Human beings have an affinity to the sun setting and rising each day. For hundreds of years this natural and unchanging process has continued as different cultures and races have all marvelled at it and placed their own meaning and labels onto the experience.
We plan our lives around the sun setting and rising.
If you think about it before watches and alarm clocks we would have been woken up naturally by the sun rising and know when it was time to sleep when the sun began to set.
Now we have artificial lights which try to fool the brain into staying awake longer. We no longer consider ourselves “controlled” or “restricted” by the hours of daylight.
Ask yourself when was the last time you allowed yourself to be woken naturally. By naturally I mean no alarm clocks but also no heavy curtains or thick blinds. When did you go to bed when the sun set and wake up to the sun rising?
Whilst travelling through the Outback of the Northern Territory I did just that.
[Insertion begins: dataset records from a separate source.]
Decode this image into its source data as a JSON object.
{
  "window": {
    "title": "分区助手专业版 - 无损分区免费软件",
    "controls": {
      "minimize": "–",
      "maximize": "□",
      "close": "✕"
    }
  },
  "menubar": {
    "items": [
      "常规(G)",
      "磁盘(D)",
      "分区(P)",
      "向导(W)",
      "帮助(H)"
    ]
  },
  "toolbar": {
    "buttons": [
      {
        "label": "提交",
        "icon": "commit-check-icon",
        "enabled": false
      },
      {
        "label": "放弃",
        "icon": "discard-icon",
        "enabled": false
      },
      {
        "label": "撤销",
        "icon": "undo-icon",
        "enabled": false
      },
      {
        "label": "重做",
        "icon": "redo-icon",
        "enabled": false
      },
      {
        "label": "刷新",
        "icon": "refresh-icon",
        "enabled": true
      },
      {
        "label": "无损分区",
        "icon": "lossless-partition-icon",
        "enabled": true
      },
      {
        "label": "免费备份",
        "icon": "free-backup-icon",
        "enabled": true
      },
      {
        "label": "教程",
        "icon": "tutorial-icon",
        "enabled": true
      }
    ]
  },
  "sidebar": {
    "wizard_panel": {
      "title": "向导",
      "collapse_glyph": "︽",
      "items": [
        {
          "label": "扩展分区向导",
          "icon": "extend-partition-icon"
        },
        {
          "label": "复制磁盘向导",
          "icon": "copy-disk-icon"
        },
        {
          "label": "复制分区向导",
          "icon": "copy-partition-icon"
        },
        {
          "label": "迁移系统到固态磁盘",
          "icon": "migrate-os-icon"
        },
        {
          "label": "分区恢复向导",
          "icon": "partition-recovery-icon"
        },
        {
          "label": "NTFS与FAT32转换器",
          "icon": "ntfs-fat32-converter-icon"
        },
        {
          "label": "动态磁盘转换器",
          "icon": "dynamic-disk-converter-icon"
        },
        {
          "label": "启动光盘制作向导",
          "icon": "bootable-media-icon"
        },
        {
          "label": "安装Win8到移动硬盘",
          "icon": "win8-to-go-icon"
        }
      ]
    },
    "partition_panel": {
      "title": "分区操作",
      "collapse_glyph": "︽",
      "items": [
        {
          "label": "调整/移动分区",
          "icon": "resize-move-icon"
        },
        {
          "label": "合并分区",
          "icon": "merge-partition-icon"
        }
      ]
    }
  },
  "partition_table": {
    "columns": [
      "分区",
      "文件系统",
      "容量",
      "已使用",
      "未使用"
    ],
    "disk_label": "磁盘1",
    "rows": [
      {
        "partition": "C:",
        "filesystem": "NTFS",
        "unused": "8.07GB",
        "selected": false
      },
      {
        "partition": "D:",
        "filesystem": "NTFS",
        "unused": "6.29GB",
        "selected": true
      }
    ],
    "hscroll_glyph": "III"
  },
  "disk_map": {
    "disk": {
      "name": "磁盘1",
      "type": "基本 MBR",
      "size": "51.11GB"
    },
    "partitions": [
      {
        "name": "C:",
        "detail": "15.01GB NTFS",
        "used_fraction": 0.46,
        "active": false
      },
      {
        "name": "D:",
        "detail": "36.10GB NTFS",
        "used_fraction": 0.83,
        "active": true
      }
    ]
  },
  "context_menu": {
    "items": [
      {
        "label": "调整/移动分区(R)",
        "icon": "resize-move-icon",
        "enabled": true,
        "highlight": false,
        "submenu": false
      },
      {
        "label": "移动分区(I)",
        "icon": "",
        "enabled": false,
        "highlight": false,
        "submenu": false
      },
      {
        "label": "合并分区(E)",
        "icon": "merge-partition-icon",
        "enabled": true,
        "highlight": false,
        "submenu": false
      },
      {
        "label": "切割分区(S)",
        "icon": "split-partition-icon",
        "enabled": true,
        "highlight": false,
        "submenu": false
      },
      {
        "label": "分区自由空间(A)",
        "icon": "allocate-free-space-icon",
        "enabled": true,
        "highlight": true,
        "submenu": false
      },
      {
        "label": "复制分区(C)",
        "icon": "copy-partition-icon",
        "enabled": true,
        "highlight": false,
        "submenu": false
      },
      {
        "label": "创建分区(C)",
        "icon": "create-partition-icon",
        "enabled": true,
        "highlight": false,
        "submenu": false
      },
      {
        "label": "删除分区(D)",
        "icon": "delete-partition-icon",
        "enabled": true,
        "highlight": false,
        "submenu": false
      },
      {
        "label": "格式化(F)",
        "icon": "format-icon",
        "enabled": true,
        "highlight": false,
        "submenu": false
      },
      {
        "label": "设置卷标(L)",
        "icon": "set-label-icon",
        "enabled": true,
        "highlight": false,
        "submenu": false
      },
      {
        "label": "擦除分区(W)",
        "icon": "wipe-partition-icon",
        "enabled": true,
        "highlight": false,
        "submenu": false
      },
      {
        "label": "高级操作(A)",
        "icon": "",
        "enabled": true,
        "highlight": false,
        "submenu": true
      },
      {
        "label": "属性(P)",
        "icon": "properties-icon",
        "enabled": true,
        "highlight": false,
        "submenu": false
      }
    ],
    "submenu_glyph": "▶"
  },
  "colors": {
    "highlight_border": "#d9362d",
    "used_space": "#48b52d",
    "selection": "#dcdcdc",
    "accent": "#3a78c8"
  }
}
There’s no TV to distract you, or artificial lights other than torches. You can sit around a camp fire with your friends and chat but by 8pm I was starting to feel tired…unheard of for me as I am usually a night owl.
My favourite part of trekking in the bush and doing outback tours was sleeping in a swag. A swag is a canvas sleeping bag which you lay in. There is no roof above you which was the best bit, I could fall asleep watching the stars. There is no artificial lights to desensitise my eyes so I could see the milky way in all its detail and watch shooting stars travel across the sky.
Then, when morning came, I found myself being gradually woken by the natural light at an unheard of hour for me. I mean who knew there were actually TWO 5 o clocks in a day!? I woke with a sense of peace, contentment and a slight disappointment that there were no stars in the sky to stare at.
Nothing beats falling asleep watching the stars and waking up to a sunrise!